A keystone species, Great Blue Herons are ecological indicators and so their well being indicates the ecosystem’s health. The heron was a neighbor who moved in once our pond was restored and he stayed. For us, a badge of hard earned honor.
Pond restoration was our very first Native Meadow project when I bought the land in 2004. At that time the two acre pond was completely taken over by algae, compromised by chemical lawn treatment run off and one third full of sediment. It’s sloping banks were mown vertically down to its edge.
With each rain, the pond turned clay red. Otherwise it was marsh green and returning to land. The pond’s dam was full of trees which were eroding the dam’s stability.
The fish we caught and relocated had enlarged heads and gills from living in water with so little oxygen. That must have been a nice splash for them when they landed in a cleaner pond. Deep watery breath. Ahhh
In fact, at that time, I only “owned” half of the pond. The other half had an absentee owner who shared my environmental ethics and who did not mind if I restored the whole pond as I saw fit.
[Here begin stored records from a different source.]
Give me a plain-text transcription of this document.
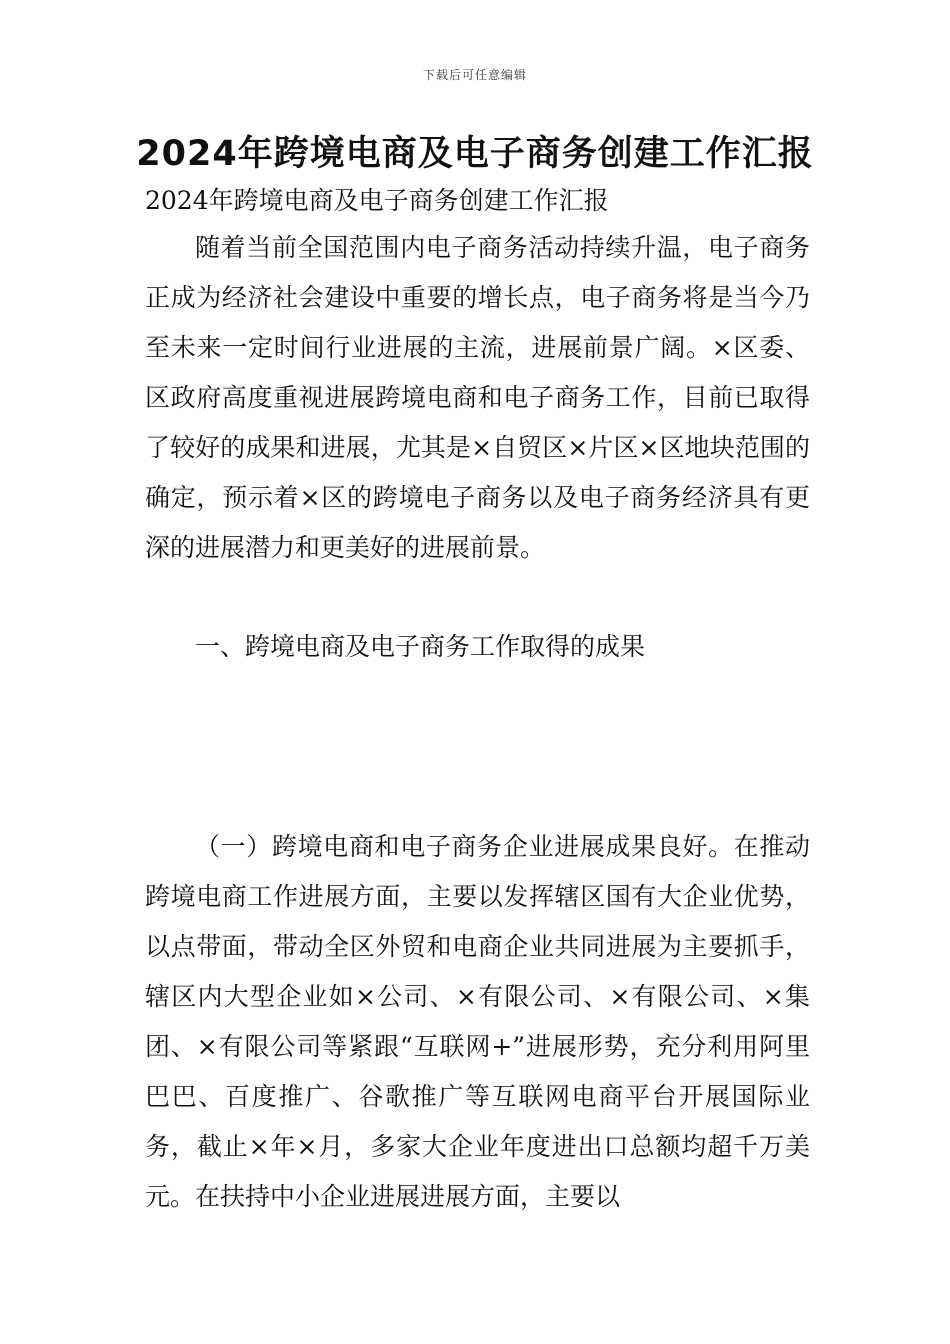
下载后可任意编辑
2024年跨境电商及电子商务创建工作汇报

2024年跨境电商及电子商务创建工作汇报

随着当前全国范围内电子商务活动持续升温，电子商务正成为经济社会建设中重要的增长点，电子商务将是当今乃至未来一定时间行业进展的主流，进展前景广阔。×区委、区政府高度重视进展跨境电商和电子商务工作，目前已取得了较好的成果和进展，尤其是×自贸区×片区×区地块范围的确定，预示着×区的跨境电子商务以及电子商务经济具有更深的进展潜力和更美好的进展前景。

一、跨境电商及电子商务工作取得的成果

（一）跨境电商和电子商务企业进展成果良好。在推动跨境电商工作进展方面，主要以发挥辖区国有大企业优势，以点带面，带动全区外贸和电商企业共同进展为主要抓手，辖区内大型企业如×公司、×有限公司、×有限公司、×集团、×有限公司等紧跟“互联网+”进展形势，充分利用阿里巴巴、百度推广、谷歌推广等互联网电商平台开展国际业务，截止×年×月，多家大企业年度进出口总额均超千万美元。在扶持中小企业进展进展方面，主要以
Why would he?
And as far as who owns what, anyone who has tried to restore and conserve land knows that the land owns you and you work for it. At your expense.
First we drained the pond and removed some 40 dump truck loads of sediment.
We were delighted to find a spring in one end and to also find that the pond had initially been dug to a depth sufficient for clean water.
We reshaped the pond banks creating a wide flat walking path around the perimeter and below the water line another narrow bench was carved to catch anyone or any machine that tumbled in. We put in some rock structure for future fish.
.We found a seam of granite that ran down one slope and into the deepest part of the pond. We cut a chunk of it out and stood a boulder on top of the seam. For mermaids and herons you know.
We stabilized banks with rock, jute and plantings. We cleared the crumbling island and built a bridge with a fishing bench out to it and then replanted the island to stabilize.
The most urgent need was to stop the swoosh. The pond is in a bowl with higher ground on three sides and so it takes the rain from a large area. It has also taken run off sediment for years. As we started to drain and dredge, we began to plant and plant to stabilize those slopes.
We especially needed to very quickly stabilize where we had done the reshaping of path and catch ledge before the late summer and fall storms swooshed red clay right back into the pond.
So we decided to do Hydroseeding where you spray a slurry of mulch, fertilizer, seed and green dye. This was not the way we usually did things, but because we had very little time before our hard work might be ruined, we contracted with a guy to do the Hydroseeding.
And he didn’t do it. I was never clear on the challenges this gentleman was facing. There were mutters of broken equipment and a nasty divorce but he just didn’t finish the job.
Long story short, I ended up down at the pond every evening, hoeing and seeding and watering in the high summer heat. There was no water other than in the slowly refilling pond. There was no power. I had a very loud, very heavy gas powered Chevy motor pump at the edge of the water to draw and push the pond water up to my seeds.
This muddy sweaty loud place was, by God, going to be my swimming hole. Then and many times since I have looked at plans for a traditional pool and many times since have rejected them all as noisy, chemical and chore intensive and certainly less magical than a clean pond.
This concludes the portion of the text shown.